Reptile, tiré de leur
debut album Here We Are, vient d'ailleurs illuminer We Love Green de son clavier dansant et son refrain irrésistible. Plus loin,
Caroline et ses airs de The Sunshine Underground, arbore fièrement sa dance délicieusement mélancolique, tandis que la douce electronica de
Only Mine et la funky
Xmas Japan viennent ensuite représenter
European Girl qui a visiblement su trouver son public.
La seconde partie du set est d'ailleurs largement dédiée à ce second opus, proposant
My Kind Of Girl et son refrain tubesque qui fait bouger le parc de Bagatelle, avant d'enchaîner sur la synthpop tendue et atmosphérique de
Have I Met You.

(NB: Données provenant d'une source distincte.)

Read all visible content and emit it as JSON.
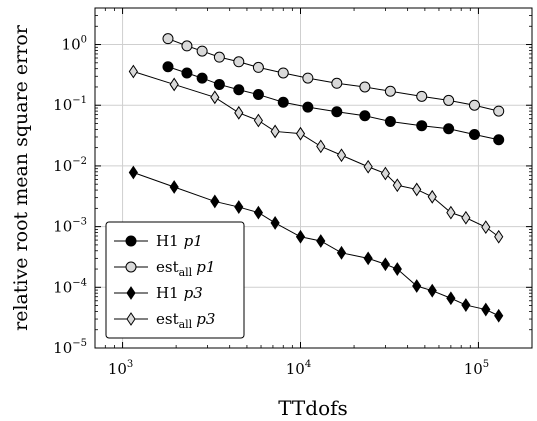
{
  "chart_data": {
    "type": "line",
    "xlabel": "TTdofs",
    "ylabel": "relative root mean square error",
    "xscale": "log",
    "yscale": "log",
    "xlim": [
      700,
      200000
    ],
    "ylim": [
      1e-05,
      4
    ],
    "grid": true,
    "legend_position": "bottom-left",
    "x_ticks": [
      {
        "value": 1000,
        "base": "10",
        "exp": "3"
      },
      {
        "value": 10000,
        "base": "10",
        "exp": "4"
      },
      {
        "value": 100000,
        "base": "10",
        "exp": "5"
      }
    ],
    "y_ticks": [
      {
        "value": 1,
        "base": "10",
        "exp": "0"
      },
      {
        "value": 0.1,
        "base": "10",
        "exp": "−1"
      },
      {
        "value": 0.01,
        "base": "10",
        "exp": "−2"
      },
      {
        "value": 0.001,
        "base": "10",
        "exp": "−3"
      },
      {
        "value": 0.0001,
        "base": "10",
        "exp": "−4"
      },
      {
        "value": 1e-05,
        "base": "10",
        "exp": "−5"
      }
    ],
    "series": [
      {
        "name": "H1 p1",
        "label_main": "H1",
        "label_sub": "",
        "label_italic": "p1",
        "marker": "circle",
        "fill": "#000000",
        "x": [
          1800,
          2300,
          2800,
          3500,
          4500,
          5800,
          8000,
          11000,
          16000,
          23000,
          32000,
          48000,
          68000,
          95000,
          130000
        ],
        "y": [
          0.43,
          0.34,
          0.28,
          0.22,
          0.18,
          0.15,
          0.112,
          0.093,
          0.078,
          0.067,
          0.054,
          0.046,
          0.041,
          0.033,
          0.027
        ]
      },
      {
        "name": "est_all p1",
        "label_main": "est",
        "label_sub": "all",
        "label_italic": "p1",
        "marker": "circle",
        "fill": "#d9d9d9",
        "x": [
          1800,
          2300,
          2800,
          3500,
          4500,
          5800,
          8000,
          11000,
          16000,
          23000,
          32000,
          48000,
          68000,
          95000,
          130000
        ],
        "y": [
          1.25,
          0.95,
          0.78,
          0.62,
          0.52,
          0.42,
          0.34,
          0.28,
          0.23,
          0.2,
          0.17,
          0.14,
          0.12,
          0.1,
          0.08
        ]
      },
      {
        "name": "H1 p3",
        "label_main": "H1",
        "label_sub": "",
        "label_italic": "p3",
        "marker": "diamond",
        "fill": "#000000",
        "x": [
          1150,
          1950,
          3300,
          4500,
          5800,
          7200,
          10000,
          13000,
          17000,
          24000,
          30000,
          35000,
          45000,
          55000,
          70000,
          85000,
          110000,
          130000
        ],
        "y": [
          0.0078,
          0.0045,
          0.0026,
          0.0021,
          0.0017,
          0.00115,
          0.00068,
          0.00058,
          0.00037,
          0.0003,
          0.00024,
          0.0002,
          0.000105,
          8.8e-05,
          6.6e-05,
          5.1e-05,
          4.3e-05,
          3.4e-05
        ]
      },
      {
        "name": "est_all p3",
        "label_main": "est",
        "label_sub": "all",
        "label_italic": "p3",
        "marker": "diamond",
        "fill": "#d9d9d9",
        "x": [
          1150,
          1950,
          3300,
          4500,
          5800,
          7200,
          10000,
          13000,
          17000,
          24000,
          30000,
          35000,
          45000,
          55000,
          70000,
          85000,
          110000,
          130000
        ],
        "y": [
          0.36,
          0.22,
          0.135,
          0.075,
          0.056,
          0.037,
          0.034,
          0.021,
          0.015,
          0.0097,
          0.0075,
          0.0048,
          0.0041,
          0.0031,
          0.0017,
          0.0014,
          0.00098,
          0.00068
        ]
      }
    ]
  }
}
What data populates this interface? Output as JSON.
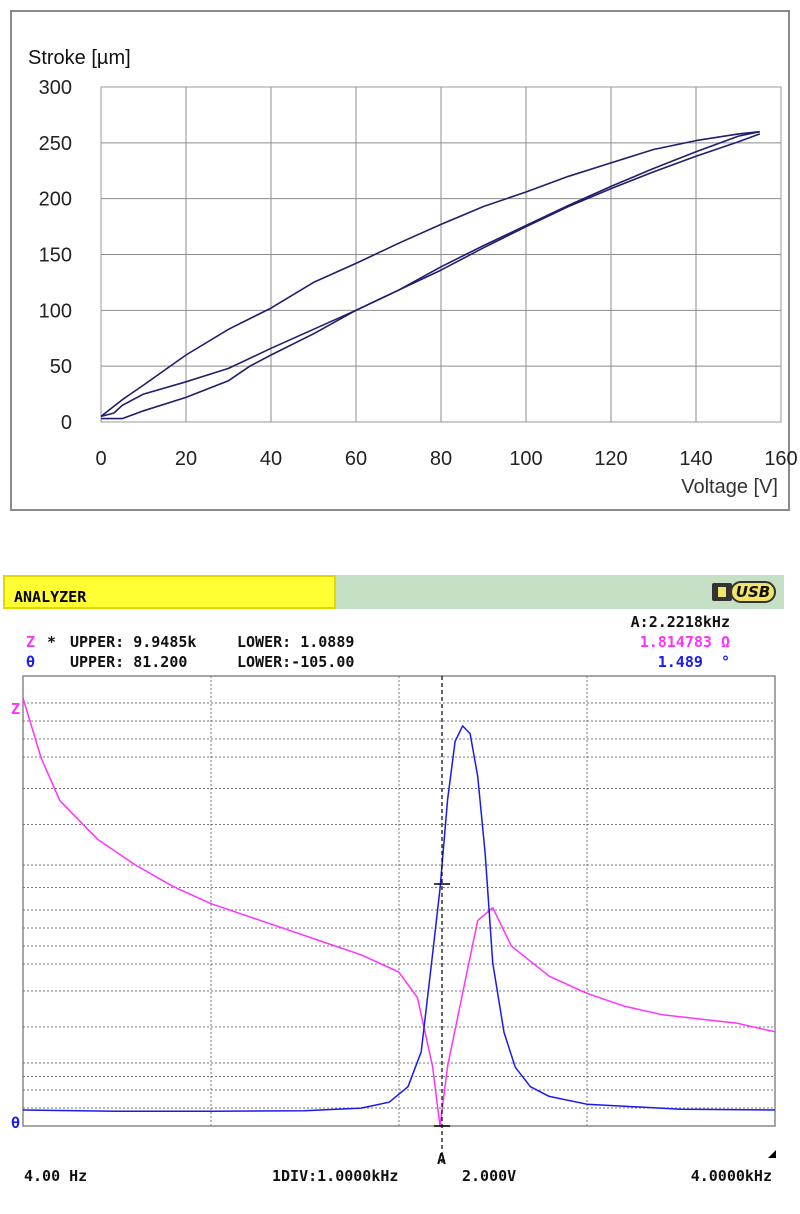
{
  "stroke_chart": {
    "ylabel": "Stroke [µm]",
    "xlabel": "Voltage [V]",
    "x_ticks": [
      "0",
      "20",
      "40",
      "60",
      "80",
      "100",
      "120",
      "140",
      "160"
    ],
    "y_ticks": [
      "0",
      "50",
      "100",
      "150",
      "200",
      "250",
      "300"
    ],
    "line_color": "#1f1f6b"
  },
  "analyzer": {
    "title": "ANALYZER",
    "usb_label": "USB",
    "marker_freq": "A:2.2218kHz",
    "z_row": {
      "symbol": "Z",
      "star": "*",
      "upper": "UPPER: 9.9485k",
      "lower": "LOWER: 1.0889",
      "value": "1.814783 Ω"
    },
    "theta_row": {
      "symbol": "θ",
      "upper": "UPPER: 81.200",
      "lower": "LOWER:-105.00",
      "value": "1.489  °"
    },
    "z_axis_label": "Z",
    "theta_axis_label": "θ",
    "cursor_label": "A",
    "x_start": "4.00 Hz",
    "div_label": "1DIV:1.0000kHz",
    "volt_label": "2.000V",
    "x_end": "4.0000kHz",
    "z_color": "#ff33ff",
    "theta_color": "#1a1aee",
    "header_color": "#ffff33"
  },
  "chart_data": [
    {
      "type": "line",
      "title": "",
      "xlabel": "Voltage [V]",
      "ylabel": "Stroke [µm]",
      "xlim": [
        0,
        160
      ],
      "ylim": [
        0,
        300
      ],
      "grid": true,
      "series": [
        {
          "x": [
            0,
            5,
            10,
            20,
            30,
            40,
            50,
            60,
            70,
            80,
            90,
            100,
            110,
            120,
            130,
            140,
            150,
            155
          ],
          "values": [
            5,
            20,
            33,
            60,
            83,
            102,
            125,
            142,
            160,
            177,
            193,
            206,
            220,
            232,
            244,
            252,
            258,
            260
          ]
        },
        {
          "x": [
            155,
            150,
            140,
            130,
            120,
            110,
            100,
            90,
            80,
            70,
            60,
            50,
            40,
            30,
            20,
            10,
            5,
            3,
            0
          ],
          "values": [
            260,
            256,
            242,
            227,
            211,
            194,
            176,
            158,
            139,
            118,
            100,
            83,
            66,
            48,
            36,
            25,
            15,
            8,
            5
          ]
        },
        {
          "x": [
            0,
            5,
            10,
            20,
            30,
            35,
            40,
            50,
            60,
            70,
            80,
            90,
            100,
            110,
            120,
            130,
            140,
            150,
            155
          ],
          "values": [
            3,
            3,
            10,
            22,
            37,
            50,
            60,
            79,
            100,
            118,
            136,
            156,
            175,
            193,
            209,
            224,
            238,
            251,
            258
          ]
        }
      ]
    },
    {
      "type": "line",
      "title": "",
      "xlabel": "",
      "xlim": [
        0.004,
        4.0
      ],
      "x_unit": "kHz",
      "cursor_x": 2.2218,
      "series": [
        {
          "name": "Z",
          "color": "#ff33ff",
          "x": [
            0.004,
            0.1,
            0.2,
            0.4,
            0.6,
            0.8,
            1.0,
            1.2,
            1.4,
            1.6,
            1.8,
            2.0,
            2.1,
            2.18,
            2.22,
            2.26,
            2.34,
            2.42,
            2.5,
            2.6,
            2.8,
            3.0,
            3.2,
            3.4,
            3.6,
            3.8,
            4.0
          ],
          "values": [
            1.0,
            0.86,
            0.76,
            0.67,
            0.61,
            0.56,
            0.52,
            0.49,
            0.46,
            0.43,
            0.4,
            0.36,
            0.3,
            0.14,
            0.0,
            0.14,
            0.31,
            0.48,
            0.51,
            0.42,
            0.35,
            0.31,
            0.28,
            0.26,
            0.25,
            0.24,
            0.22
          ]
        },
        {
          "name": "θ",
          "color": "#1a1aee",
          "x": [
            0.004,
            0.5,
            1.0,
            1.5,
            1.8,
            1.95,
            2.05,
            2.12,
            2.18,
            2.22,
            2.26,
            2.3,
            2.34,
            2.38,
            2.42,
            2.46,
            2.5,
            2.56,
            2.62,
            2.7,
            2.8,
            3.0,
            3.5,
            4.0
          ],
          "values": [
            0.0,
            -0.003,
            -0.003,
            -0.002,
            0.005,
            0.02,
            0.06,
            0.15,
            0.4,
            0.57,
            0.8,
            0.95,
            0.99,
            0.97,
            0.86,
            0.66,
            0.38,
            0.2,
            0.11,
            0.06,
            0.035,
            0.015,
            0.002,
            0.0
          ]
        }
      ]
    }
  ]
}
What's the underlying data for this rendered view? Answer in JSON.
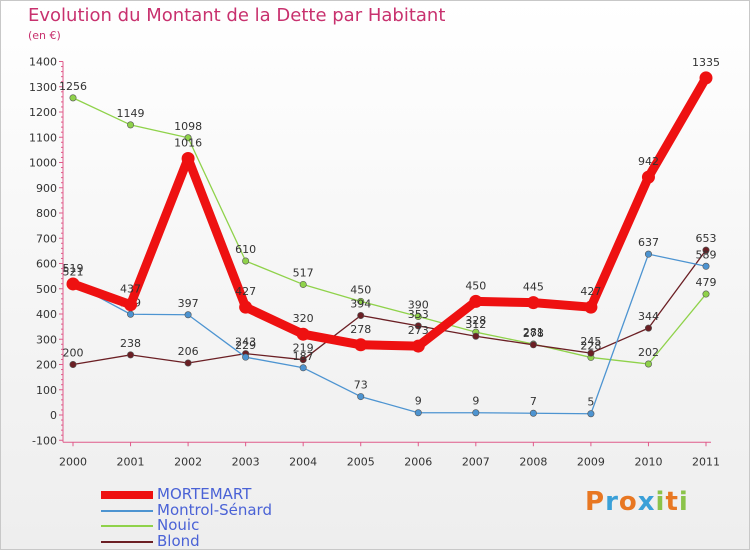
{
  "title": "Evolution du Montant de la Dette par Habitant",
  "subtitle": "(en €)",
  "brand": {
    "letters": [
      "P",
      "r",
      "o",
      "x",
      "i",
      "t",
      "i"
    ],
    "colors": [
      "#e87722",
      "#3aa0d8",
      "#e87722",
      "#3aa0d8",
      "#8bc34a",
      "#e87722",
      "#8bc34a"
    ]
  },
  "chart_data": {
    "type": "line",
    "title": "Evolution du Montant de la Dette par Habitant",
    "ylabel": "(en €)",
    "xlabel": "",
    "ylim": [
      -100,
      1400
    ],
    "yticks": [
      "-100",
      "0",
      "100",
      "200",
      "300",
      "400",
      "500",
      "600",
      "700",
      "800",
      "900",
      "1000",
      "1100",
      "1200",
      "1300",
      "1400"
    ],
    "x": [
      "2000",
      "2001",
      "2002",
      "2003",
      "2004",
      "2005",
      "2006",
      "2007",
      "2008",
      "2009",
      "2010",
      "2011"
    ],
    "grid": false,
    "legend_position": "bottom-left",
    "series": [
      {
        "name": "Nouic",
        "color": "#8fd24a",
        "values": [
          1256,
          1149,
          1098,
          610,
          517,
          450,
          390,
          328,
          281,
          228,
          202,
          479
        ]
      },
      {
        "name": "Blond",
        "color": "#6b1f24",
        "values": [
          200,
          238,
          206,
          243,
          219,
          394,
          353,
          312,
          278,
          245,
          344,
          653
        ]
      },
      {
        "name": "Montrol-Sénard",
        "color": "#4d94d1",
        "values": [
          521,
          399,
          397,
          229,
          187,
          73,
          9,
          9,
          7,
          5,
          637,
          589
        ]
      },
      {
        "name": "MORTEMART",
        "color": "#ee1111",
        "values": [
          519,
          437,
          1016,
          427,
          320,
          278,
          273,
          450,
          445,
          427,
          942,
          1335
        ]
      }
    ]
  }
}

S'ensuivent le single
Lighten Up puis
Waiting For Your Lover, deux plages à forte consonance electro faites pour les dancefloors.
Le concert de CITIZENS! se termine sur
(I'm In Love With Your) Girlfriend et
True Romance, issues de
Here We Are, qui rendent compte de leur statut culte. La première déballe sa dance menaçante et son jeu de batterie militaire tandis que la pop entêtante et le refrain imparable de la seconde mettent le feu sous une pluie légère bienvenue qui rafraichit après ces quarante minutes effrénées.

Une demi-heure plus tard, l'Angleterre est toujours à l'honneur sur la grande scène avec la venue de
Låpsley pour la première fois à Paris, jeune chanteuse-compositrice de 18 ans que certains considèrent déjà comme la nouvelle Adele. Dans un registre différent, Låpsley, toute vêtue de noir, joue face à un public qui se fait de plus en plus nombreux, d'abord turbulent avant de se faire rapidement silencieux face à la voix soul cristalline de l'artiste qui envahit le parc de Bagatelle.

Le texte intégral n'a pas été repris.